3 Ekim 2014 Cuma akşamı
yani Kurban Bayramı’nın arife günü Avusturya Havayolları ile Malta’ya gitmek
üzere Atatürk Havaalanı’ndan yola çıkıyoruz. İstikametimiz Avrupa ve Afrika’nın
tam arasında yer alan şövalyeler adası Malta. Bugün cumhuriyetle yönetilen ada
ülke, geçmişte pek çok medeniyete ve St.John Şövalyelerine ev sahipliği yapmış.

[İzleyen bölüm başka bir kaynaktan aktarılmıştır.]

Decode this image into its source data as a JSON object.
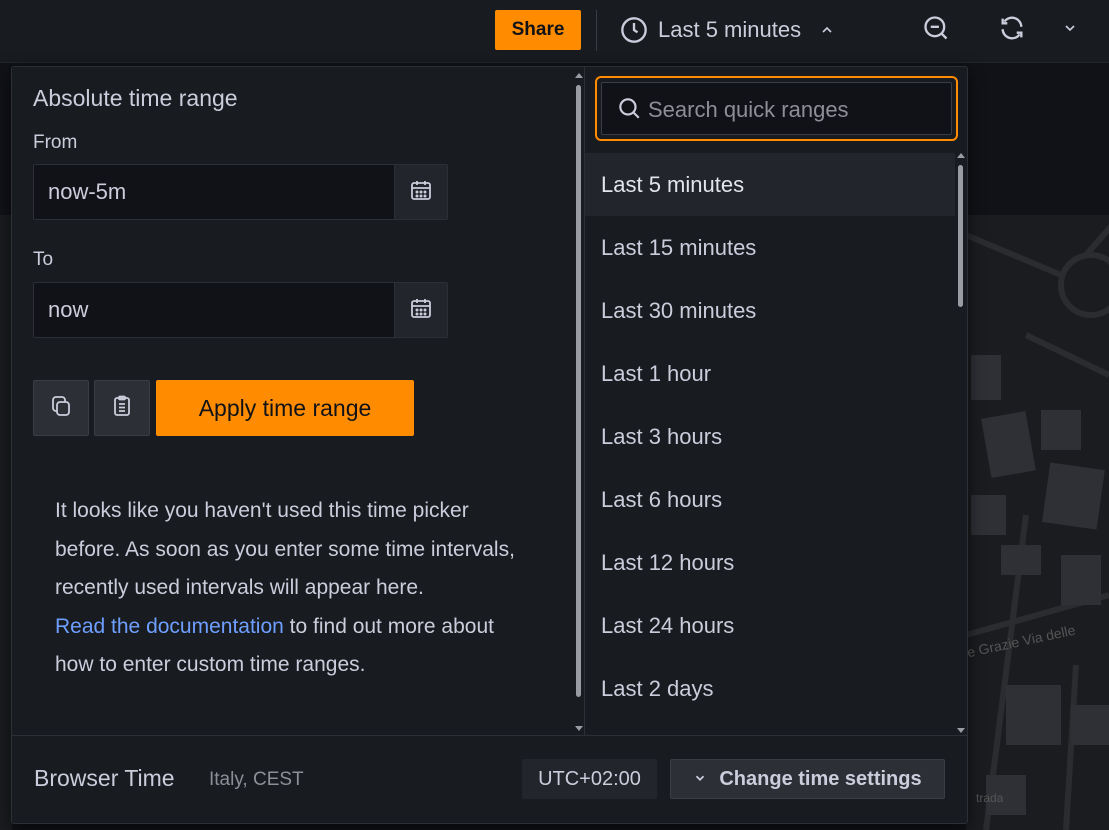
{
  "toolbar": {
    "share_label": "Share",
    "time_range_label": "Last 5 minutes"
  },
  "picker": {
    "title": "Absolute time range",
    "from_label": "From",
    "from_value": "now-5m",
    "to_label": "To",
    "to_value": "now",
    "apply_label": "Apply time range",
    "help_text": "It looks like you haven't used this time picker before. As soon as you enter some time intervals, recently used intervals will appear here.",
    "help_link": "Read the documentation",
    "help_suffix": " to find out more about how to enter custom time ranges."
  },
  "quick": {
    "search_placeholder": "Search quick ranges",
    "ranges": [
      {
        "label": "Last 5 minutes"
      },
      {
        "label": "Last 15 minutes"
      },
      {
        "label": "Last 30 minutes"
      },
      {
        "label": "Last 1 hour"
      },
      {
        "label": "Last 3 hours"
      },
      {
        "label": "Last 6 hours"
      },
      {
        "label": "Last 12 hours"
      },
      {
        "label": "Last 24 hours"
      },
      {
        "label": "Last 2 days"
      }
    ]
  },
  "footer": {
    "timezone_label": "Browser Time",
    "timezone_zone": "Italy, CEST",
    "utc_offset": "UTC+02:00",
    "change_label": "Change time settings"
  },
  "map": {
    "street_label": "e Grazie  Via delle",
    "street_label2": "trada"
  },
  "colors": {
    "accent": "#ff8c00",
    "link": "#6e9fff",
    "panel_bg": "#181b1f"
  }
}
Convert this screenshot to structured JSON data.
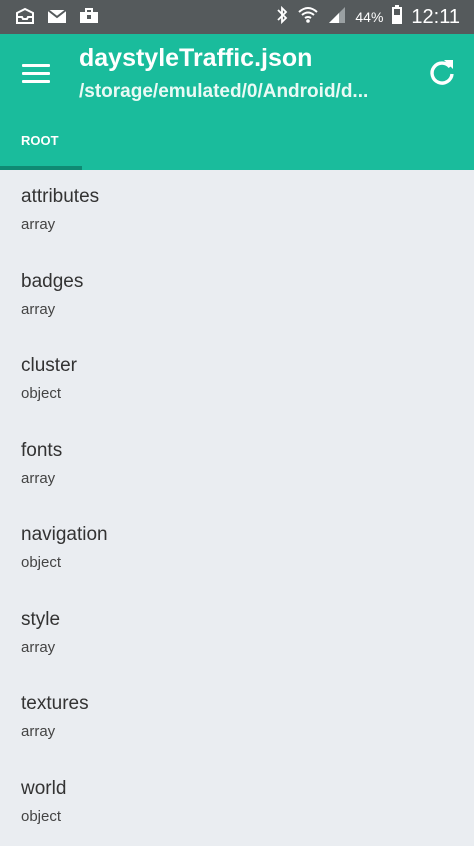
{
  "status_bar": {
    "battery": "44%",
    "time": "12:11",
    "left_icons": [
      "cloud-inbox-icon",
      "mail-icon",
      "briefcase-icon"
    ],
    "right_icons": [
      "bluetooth-icon",
      "wifi-icon",
      "signal-icon",
      "battery-icon"
    ]
  },
  "app_bar": {
    "title": "daystyleTraffic.json",
    "subtitle": "/storage/emulated/0/Android/d...",
    "color": "#1abc9c"
  },
  "tabs": [
    {
      "label": "ROOT",
      "selected": true
    }
  ],
  "items": [
    {
      "name": "attributes",
      "type": "array"
    },
    {
      "name": "badges",
      "type": "array"
    },
    {
      "name": "cluster",
      "type": "object"
    },
    {
      "name": "fonts",
      "type": "array"
    },
    {
      "name": "navigation",
      "type": "object"
    },
    {
      "name": "style",
      "type": "array"
    },
    {
      "name": "textures",
      "type": "array"
    },
    {
      "name": "world",
      "type": "object"
    }
  ]
}
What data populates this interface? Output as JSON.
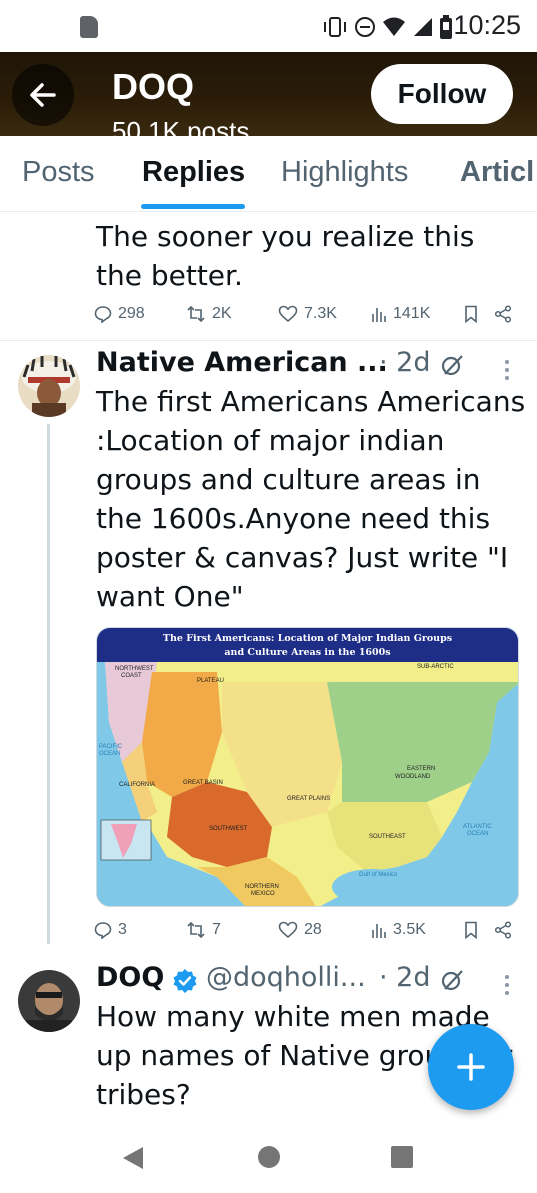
{
  "status_bar": {
    "time": "10:25"
  },
  "header": {
    "name": "DOQ",
    "subtitle": "50.1K posts",
    "follow_label": "Follow"
  },
  "tabs": [
    {
      "label": "Posts",
      "active": false
    },
    {
      "label": "Replies",
      "active": true
    },
    {
      "label": "Highlights",
      "active": false
    },
    {
      "label": "Articl",
      "active": false
    }
  ],
  "tweets": [
    {
      "text": "The sooner you realize this the better.",
      "stats": {
        "replies": "298",
        "reposts": "2K",
        "likes": "7.3K",
        "views": "141K"
      }
    },
    {
      "author": "Native American ...",
      "time": "2d",
      "text": "The first Americans Americans :Location of major indian  groups and culture areas in the 1600s.Anyone need this poster & canvas? Just write \"I want One\"",
      "image": {
        "title_line1": "The First Americans: Location of Major Indian Groups",
        "title_line2": "and Culture Areas in the 1600s",
        "area_labels": [
          "NORTHWEST COAST",
          "PLATEAU",
          "GREAT BASIN",
          "CALIFORNIA",
          "SOUTHWEST",
          "GREAT PLAINS",
          "WOODLAND",
          "EASTERN",
          "SOUTHEAST",
          "NORTHERN MEXICO",
          "SUB-ARCTIC",
          "PACIFIC OCEAN",
          "ATLANTIC OCEAN",
          "Gulf of Mexico"
        ]
      },
      "stats": {
        "replies": "3",
        "reposts": "7",
        "likes": "28",
        "views": "3.5K"
      }
    },
    {
      "author": "DOQ",
      "handle": "@doqholli...",
      "time": "2d",
      "text": "How many white men made up names of Native groups or tribes?"
    }
  ],
  "colors": {
    "accent": "#1d9bf0",
    "muted": "#536471",
    "text": "#0f1419"
  }
}
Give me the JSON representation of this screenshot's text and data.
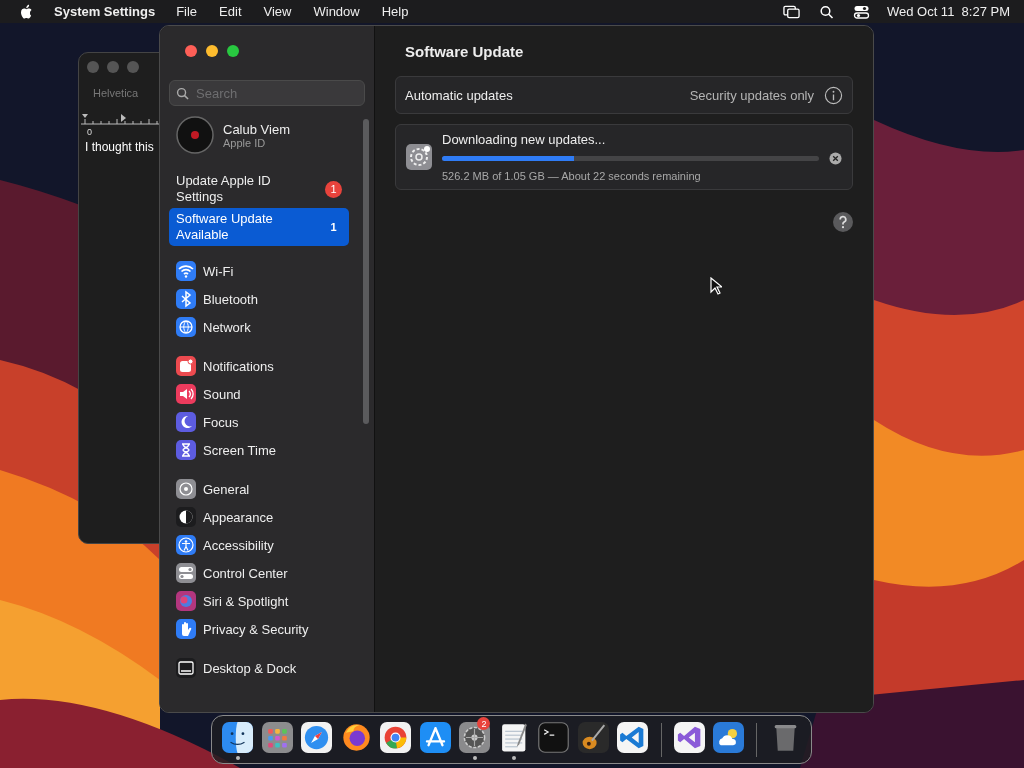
{
  "menu_bar": {
    "app": "System Settings",
    "menus": [
      "File",
      "Edit",
      "View",
      "Window",
      "Help"
    ],
    "clock": "Wed Oct 11  8:27 PM"
  },
  "background_window": {
    "font": "Helvetica",
    "ruler_mark": "0",
    "text": "I thought this"
  },
  "sidebar": {
    "search": {
      "placeholder": "Search"
    },
    "account": {
      "name": "Calub Viem",
      "subtitle": "Apple ID"
    },
    "notices": [
      {
        "label": "Update Apple ID Settings",
        "badge": "1",
        "selected": false
      },
      {
        "label": "Software Update Available",
        "badge": "1",
        "selected": true
      }
    ],
    "groups": [
      [
        {
          "label": "Wi-Fi",
          "kind": "wifi",
          "color": "#2f7cf6"
        },
        {
          "label": "Bluetooth",
          "kind": "bluetooth",
          "color": "#2f7cf6"
        },
        {
          "label": "Network",
          "kind": "globe",
          "color": "#2f7cf6"
        }
      ],
      [
        {
          "label": "Notifications",
          "kind": "bell",
          "color": "#ec4a4f"
        },
        {
          "label": "Sound",
          "kind": "speaker",
          "color": "#ec3b5d"
        },
        {
          "label": "Focus",
          "kind": "moon",
          "color": "#5d5ce0"
        },
        {
          "label": "Screen Time",
          "kind": "hourglass",
          "color": "#5d5ce0"
        }
      ],
      [
        {
          "label": "General",
          "kind": "gear",
          "color": "#8e8e93"
        },
        {
          "label": "Appearance",
          "kind": "contrast",
          "color": "#1c1c1e"
        },
        {
          "label": "Accessibility",
          "kind": "person",
          "color": "#2f7cf6"
        },
        {
          "label": "Control Center",
          "kind": "toggles",
          "color": "#8e8e93"
        },
        {
          "label": "Siri & Spotlight",
          "kind": "orb",
          "color": "#b3367e"
        },
        {
          "label": "Privacy & Security",
          "kind": "hand",
          "color": "#2f7cf6"
        }
      ],
      [
        {
          "label": "Desktop & Dock",
          "kind": "dock",
          "color": "#1c1c1e"
        }
      ]
    ]
  },
  "content": {
    "title": "Software Update",
    "automatic": {
      "label": "Automatic updates",
      "value": "Security updates only"
    },
    "download": {
      "title": "Downloading new updates...",
      "level": 0.35,
      "status": "526.2 MB of 1.05 GB — About 22 seconds remaining"
    }
  },
  "dock": {
    "items": [
      {
        "kind": "finder",
        "running": true
      },
      {
        "kind": "launchpad",
        "running": false
      },
      {
        "kind": "safari",
        "running": false
      },
      {
        "kind": "firefox",
        "running": false
      },
      {
        "kind": "chrome",
        "running": false
      },
      {
        "kind": "appstore",
        "running": false
      },
      {
        "kind": "settings",
        "running": true,
        "badge": "2"
      },
      {
        "kind": "textedit",
        "running": true
      },
      {
        "kind": "terminal",
        "running": false
      },
      {
        "kind": "guitar",
        "running": false
      },
      {
        "kind": "vscode",
        "running": false
      },
      {
        "kind": "separator"
      },
      {
        "kind": "visualstudio",
        "running": false
      },
      {
        "kind": "weather",
        "running": false
      },
      {
        "kind": "separator"
      },
      {
        "kind": "trash",
        "running": false
      }
    ]
  }
}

Ülke üç büyük adadan oluşuyor; Malta (237 km2), Gozo (68 km2) ve Comino (2
km2). Şimdi en büyük adadan başlayarak gezilecek yerlere değinelim.
Malta’da
Gezilecek Yerler
Mdina
(Sessiz Şehir)
Malta’ya bir dönem başkentlik
de yapmış olan şehir, sarı tonlarında binaları, daracık sokakları ile Malta’da
görülmesi gereken yerlerin başında geliyor. En iyi korunmuş ortaçağ
şehirlerinden birisi olan şehir, aynı zamanda Unesco Dünya Mirasları listesinde
de yer alıyor. Şehrin isminden de Malta üzerindeki Arap etkisini görebilirsiniz.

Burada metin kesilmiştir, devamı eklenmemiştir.